A caliper is a widely used tool to measure the distance between two symmetrical points using two adjustable steel legs or jaws. After measuring with the steel jaws, the distance can be read using a ruler or whatever measuring device is attached to the caliper. There are many types of calipers.
- Venier caliper which is an upgrade of the traditional calipers (inside caliper, outside caliper, divider caliper and odd-leg caliper); uses a Venier scale
- Dial caliper which has a dial indicator for direct reading
- Digital caliper which has an electronic digital display and can switch between metric and inch units
- Micrometer caliper used for precision measurements
Calipers have many applications. They are used in engineering, woodworking and metalworking. As such, they come in different sizes like 4", 6", 8", and 12" up to 80". There is also what is known as a brake caliper where the brake pads, rotors and the pistons are mounted between steel jaws.

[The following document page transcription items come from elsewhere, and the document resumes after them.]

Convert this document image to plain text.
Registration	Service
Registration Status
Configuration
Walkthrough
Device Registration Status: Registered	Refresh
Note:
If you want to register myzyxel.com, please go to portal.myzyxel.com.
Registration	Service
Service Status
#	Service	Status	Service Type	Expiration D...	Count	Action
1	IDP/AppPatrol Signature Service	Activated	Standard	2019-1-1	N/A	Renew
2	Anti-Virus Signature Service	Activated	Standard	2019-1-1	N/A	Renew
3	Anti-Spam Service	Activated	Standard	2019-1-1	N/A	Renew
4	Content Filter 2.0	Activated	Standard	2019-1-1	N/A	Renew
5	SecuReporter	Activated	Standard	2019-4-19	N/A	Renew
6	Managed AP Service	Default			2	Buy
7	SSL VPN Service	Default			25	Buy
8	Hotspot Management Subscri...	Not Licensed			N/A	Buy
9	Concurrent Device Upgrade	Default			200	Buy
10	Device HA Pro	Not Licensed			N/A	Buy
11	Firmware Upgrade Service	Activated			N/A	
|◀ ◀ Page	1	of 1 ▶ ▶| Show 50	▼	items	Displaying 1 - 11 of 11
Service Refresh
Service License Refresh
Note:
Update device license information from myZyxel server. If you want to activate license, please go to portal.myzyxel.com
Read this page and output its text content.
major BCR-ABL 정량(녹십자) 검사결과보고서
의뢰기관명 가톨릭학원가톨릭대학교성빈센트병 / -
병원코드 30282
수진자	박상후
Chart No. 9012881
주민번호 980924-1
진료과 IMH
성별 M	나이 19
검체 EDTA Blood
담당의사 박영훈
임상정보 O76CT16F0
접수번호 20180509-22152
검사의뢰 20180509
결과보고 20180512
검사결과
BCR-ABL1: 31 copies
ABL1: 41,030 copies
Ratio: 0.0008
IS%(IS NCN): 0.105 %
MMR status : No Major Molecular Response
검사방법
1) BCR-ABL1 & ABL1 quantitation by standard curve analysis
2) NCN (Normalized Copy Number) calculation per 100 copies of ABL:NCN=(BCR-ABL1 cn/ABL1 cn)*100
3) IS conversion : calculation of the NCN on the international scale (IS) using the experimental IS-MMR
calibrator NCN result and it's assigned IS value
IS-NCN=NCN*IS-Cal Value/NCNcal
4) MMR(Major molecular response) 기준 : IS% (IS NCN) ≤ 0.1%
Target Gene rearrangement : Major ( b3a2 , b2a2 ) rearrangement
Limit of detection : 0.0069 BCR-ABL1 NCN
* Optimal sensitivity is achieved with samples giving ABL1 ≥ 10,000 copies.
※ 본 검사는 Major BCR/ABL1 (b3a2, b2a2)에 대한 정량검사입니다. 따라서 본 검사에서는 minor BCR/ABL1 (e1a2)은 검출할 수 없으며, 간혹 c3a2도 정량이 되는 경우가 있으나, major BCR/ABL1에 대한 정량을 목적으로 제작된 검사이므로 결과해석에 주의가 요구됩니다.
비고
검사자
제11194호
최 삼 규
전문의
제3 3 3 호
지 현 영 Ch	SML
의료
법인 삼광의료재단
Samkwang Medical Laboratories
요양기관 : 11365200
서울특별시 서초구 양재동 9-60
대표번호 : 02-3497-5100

A digital caliper, like an electronic weighing scale, may lose its accuracy with use. Once this happens, the caliper needs to be calibrated. You can either try to calibrate the device yourself or send it for professional calibration. This can be done by the manufacturer. Caliper makers Starrett, Mitutoyo, Brown&Sharpe all offer calibration services.
Close the jaws as tight as possible. Set the caliper to zero. Open the jaws as far as you can then close them again tightly. The display should read zero. At the very least, the difference between the two readings should be a single unit of the smallest measurement. For example, a ".001" difference is acceptable for calipers that can distinguish this amount. If the reading is greater, try to calibrate the caliper.
- Using a soft lint-free cloth, wipe the caliper clean. For the device to function properly the beams should be dry. Remove all the visible dirt and oil from the caliper.
- If the caliper is new, it sometimes comes with an instruction to clean the caliper with an oil-soaked rag before use. This is because the caliper has been coated with grease to protect it while it is being stored and shipped. Simply spray some WD40 on a soft cloth and wipe the jaws and the beam. Next, using a dry cloth, wipe off the WD40.
- Calibrate the outside jaws using certified gauge blocks. These are metal blocks that have a specific measurement or size. Gauge blocks are routinely used for checking the accuracy of the caliper. Insert the gauge blocks between the outside jaws then record the caliper readings. Do this several times per block. If the measurement returned by the digital caliper is different from the actual size of the block, the caliper should be calibrated. The accuracy may depend on the model of the caliper so check the manufacturer's specification. Use several gauge blocks.
- Next, calibrate the inside jaws by using a set of certified ring gauges. You can also use a micrometer for this purpose. Take several measurements as well.
- Test for repeatability. This simply means that the caliper should return the same results each time you measure the same gauge block or ring. If not, it's time to have the caliper serviced by the manufacturer.
If you use the caliper frequently, make sure to check it for accuracy as often as possible. Compared to other tools, digital calipers are more prone to damage. When in doubt, it is best to seek professional calibration than to get inaccurate results.